I understand @Jiadong Meng - MSFT , But I need to create a web api in PowerShell only, like below
How does one do that using the .Net5 SDK?
@Ayan Mullick the link you provide only indicate that azure function can run .ps1 file. However .net5 only support the 3 language I mentioned above to create project. I think they are two different things
I understand you are saying PowerShell is unsupported by the .Net5 SDK. The question is how does one create a PowerShell web API that uses .Net5?
@Ayan Mullick I think there is no way to do this.
@Jiadong Meng - MSFT , Thank you for confirming. Does one need to submit this as a UserVoice feature suggestion?
There is no feature or functionality to create a Web API having PowerShell as the language.
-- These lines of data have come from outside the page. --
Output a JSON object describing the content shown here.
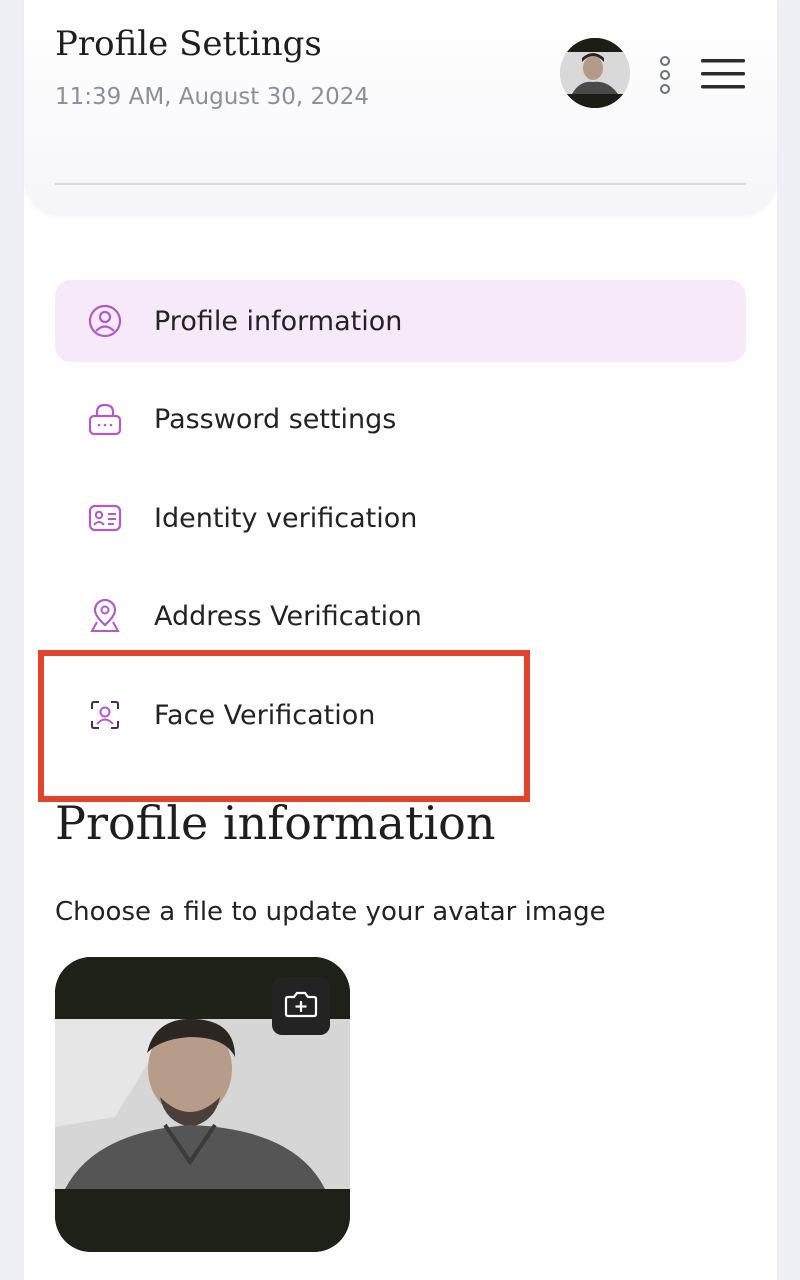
{
  "header": {
    "title": "Profile Settings",
    "timestamp": "11:39 AM, August 30, 2024",
    "avatar_icon": "user-avatar",
    "more_icon": "kebab-menu-icon",
    "menu_icon": "hamburger-menu-icon"
  },
  "menu": {
    "items": [
      {
        "label": "Profile information",
        "icon": "user-circle-icon",
        "active": true
      },
      {
        "label": "Password settings",
        "icon": "lock-icon",
        "active": false
      },
      {
        "label": "Identity verification",
        "icon": "id-card-icon",
        "active": false
      },
      {
        "label": "Address Verification",
        "icon": "map-pin-icon",
        "active": false
      },
      {
        "label": "Face Verification",
        "icon": "face-scan-icon",
        "active": false
      }
    ]
  },
  "highlighted_item": "Face Verification",
  "section": {
    "title": "Profile information",
    "description": "Choose a file to update your avatar image",
    "camera_icon": "camera-add-icon"
  },
  "colors": {
    "accent": "#b05bc8",
    "active_bg": "#f6e9fa",
    "highlight": "#e2432b"
  }
}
The link you have provided is for Azure Functions:
Quickstart: Create a PowerShell function in Azure from the command line
funccommand comes from Azure Functions Core Tools.
It is impossible to do that via .NET 5 SDK. You need to use the Azure related SDK and tools, and the forum for that is also Azure Functions forum, https://learn.microsoft.com/en-us/answers/topics/azure-functions.html
PowerShell is a .Net Global tool.
I thought web API creation should be doable too.
"PowerShell is a .NET Global tool" only indicates that PowerShell itself (the execution engine) is a .NET Core application, and can be wrapped as a global tool, which has nothing to do with "web API creation" at all, because PowerShell is just a script language primarily designed for system management, not general programming. I already pointed out that if you indeed want to write a web API using the PowerShell language, then Azure Functions happens to have some support there. However, that's Azure centric and not part of .NET SDK experience.
Ok. got it. Although, Windows PowerShell was primarily used 'for system management'. PowerShell is open-source, platform-independent and ranks 39th among general programming languages. https://www.tiobe.com/tiobe-index
I feel the .Net5 SDK could provide more support for it.